What’s the difference between an optimist and a pessimist?


An optimist believes these are the best of times.


A pessimist is afraid he’s right.


It’s an old joke. But, it exemplifies how we expect things will turn out.


My wife and I have long had advance directives. These documents are identical other than our signatures. If the situation becomes hopeless, no heroics. Directions about intubation and CPR. Yada yada. Pretty much the same.


If my wife cannot make her own decisions, I will step in her shoes. And vice versa.


My wife’s disposition is such that if there’s a 1% chance for a miracle, she might want the chance. My disposition is such that if there’s a 99% chance the outcome is clear, I’m ready to check out.


Of course, we have never drafted a matrix calculating the odds of survival and action desired. Deep down, my wife is concerned I’ll pull the plug a little too quickly.
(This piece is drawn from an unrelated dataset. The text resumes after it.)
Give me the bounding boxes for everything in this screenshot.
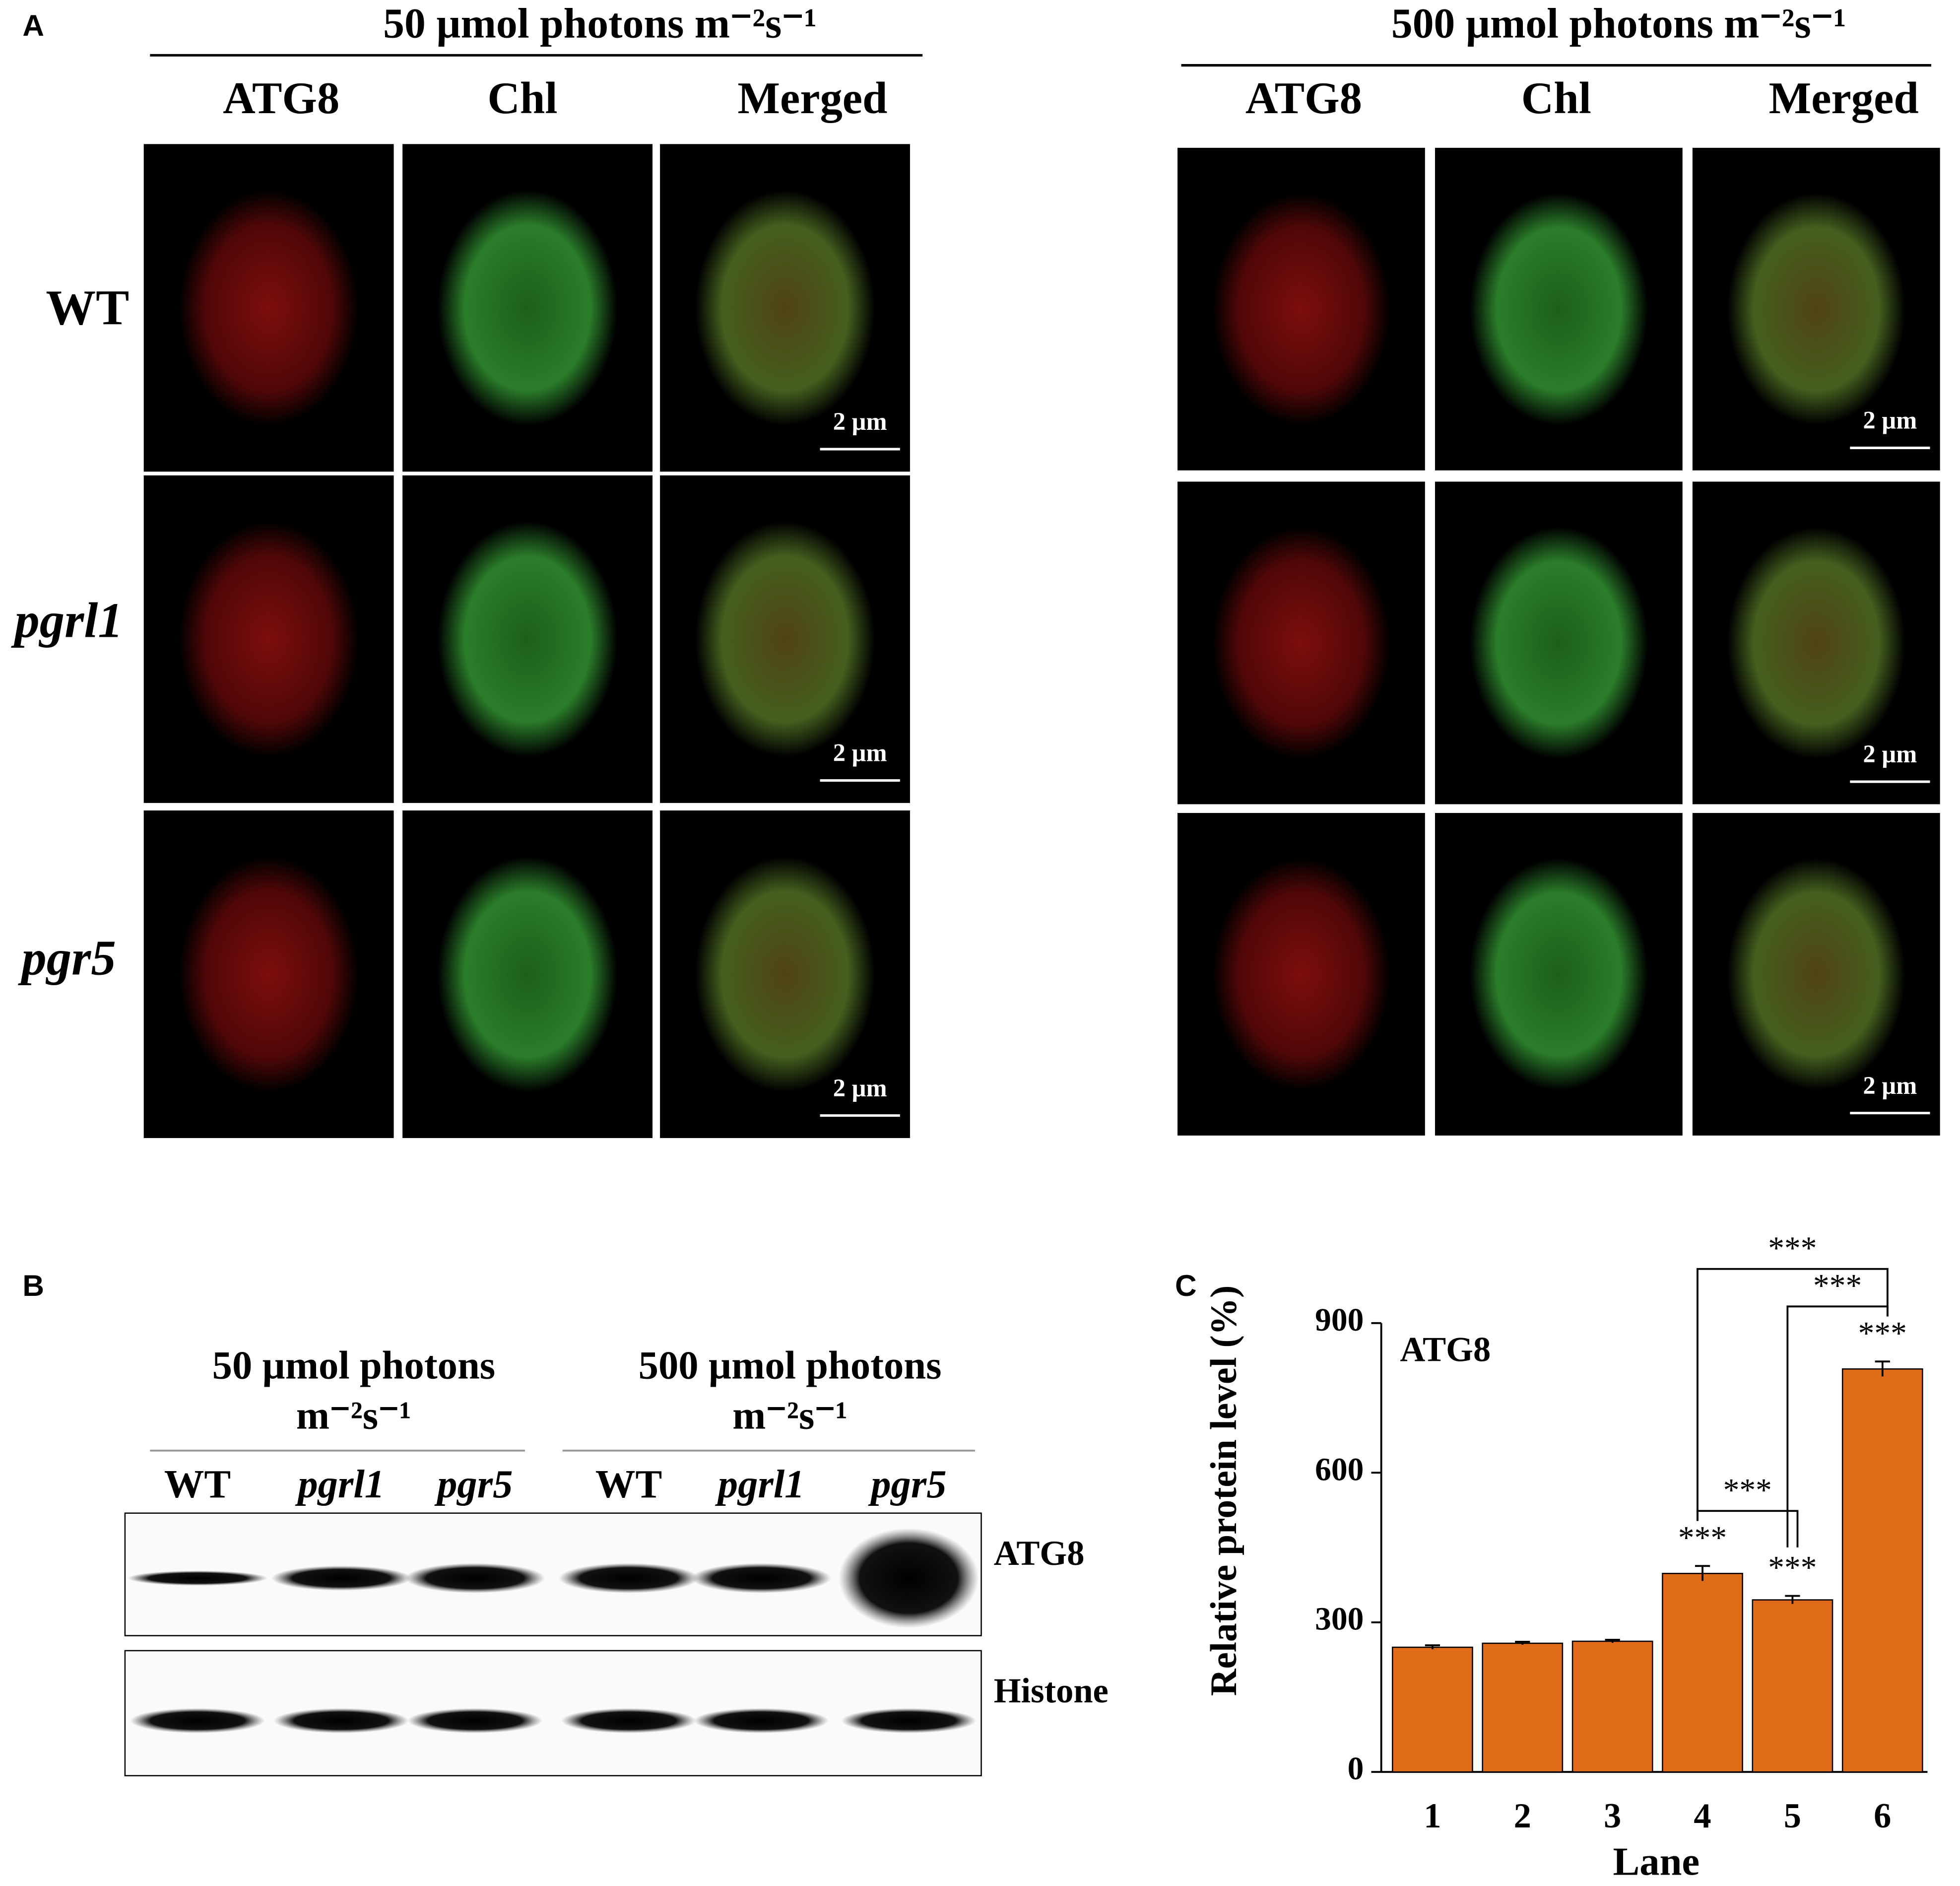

Deep down, I’m concerned my wife will let me linger long past my shelf life. And remember, we consciously drafted our advance directives to deal with such matters. And they are identical.


If we were interviewed and videotaped, our subtle differences would be clear. And such differences could be used to guide more appropriate care as to timing and use of aggressive care – and withdrawal of such care. Just reading the paragraph above, a practitioner would have a better idea of what we would want if we could not make decisions on our own.


Last week I attended a conference where a surgeon described his father’s last days. He had surgery for a retroperitoneal tumor. Post-op, the father developed complications and was on a ventilator. He was heavily sedated. Based on the tumor’s pathology and intra-operative findings, it was estimated the father had about 6 months to live. It was possible that the father could have eventually been weaned from the ventilator, but, it was not going to happen overnight. And, it would have been a rocky course.


The surgeon’s mother (or step-mother) had the power of attorney to make medical decisions based on the advanced directive. She stated the father would not have wanted aggressive care. She opted for comfort care only. No aggressive measures were instituted. The surgeon’s father passed away.


The surgeon posed the question as to whether his father should have been afforded the opportunity to be weaned from the ventilator and make his own decision. Pre-op his mental faculties were strong and he was in charge of his destiny. But, weaning off the ventilator would have been a challenge and caused some suffering. The primary reason the mother was charged with making the father’s decisions was because of a reversible condition – the sedation. It’s possible that while the ICU team could have weaned the sedation over time and gotten the father off the ventilator – the outcome would have been the same. Who knows? Such decisions are never easy.


Finally, a recent article in the NY Times discussed the ramifications of the 30 day mortality metric. Hospitals and surgeons are judged by risk-adjusted the death rate at 30 days. 30 days after discharge from a hospital. 30 days after a major procedure – such as angioplasty or coronary artery bypass. The thinking goes if the 30 day mortality is high, that practitioner – or that institution – delivers lower quality care. The article described the story of a 94 year old woman who consented to valve replacement surgery. Her worst fear was ending up in a nursing home. The case was presented at meeting of American Academy of hospice and palliative Medicine. The talk’s title: “The 30-Day Mortality Rule in Surgery: Does This Number Prolong Unnecessary Suffering in Vulnerable Elderly Patients?”


During the procedure, the patient had cardiac arrest. Post-op she developed arrhythmia, pulmonary edema, renal failure, and pneumonia. She had a stroke and moved in and out of the ICU. She was off and on a ventilator. Two weeks post-op “she was depressed and stopped eating.” The geriatricians recommended a “goals of care” discussion to clarify whether the patient even wanted to continue such aggressive treatment. For all of her medical problems, the patient was still cognitively lucid. “The surgeons were optimistic that she would recover” and declined to participate in the discussion.


Discussion of palliative care options were deferred until Day 30. By then, the patient was septic with multiple organ failure. She died on Day #31, after life support was discontinued.


The Times article continued:


A study in JAMA in 2012 compared three states that require public reporting of coronary stenting results to seven nearby states that didn’t report. Older-adult patients having acute heart attacks had substantially lower rates of the stenting in the reporting states. Doctors’ concerns about disclosure of poor outcomes might have led them to perform fewer procedures, the authors speculated; they might also have weeded out poorer candidates for surgery.


The 30 day mortality number may limit care to those who need it. It may also prolong care to those who would be better off with less aggressive care.


Finding the right balance is hard. When I was a resident, it was hard to determine if I was cutting the suture knot with tails too short or too long. Thorny questions indeed.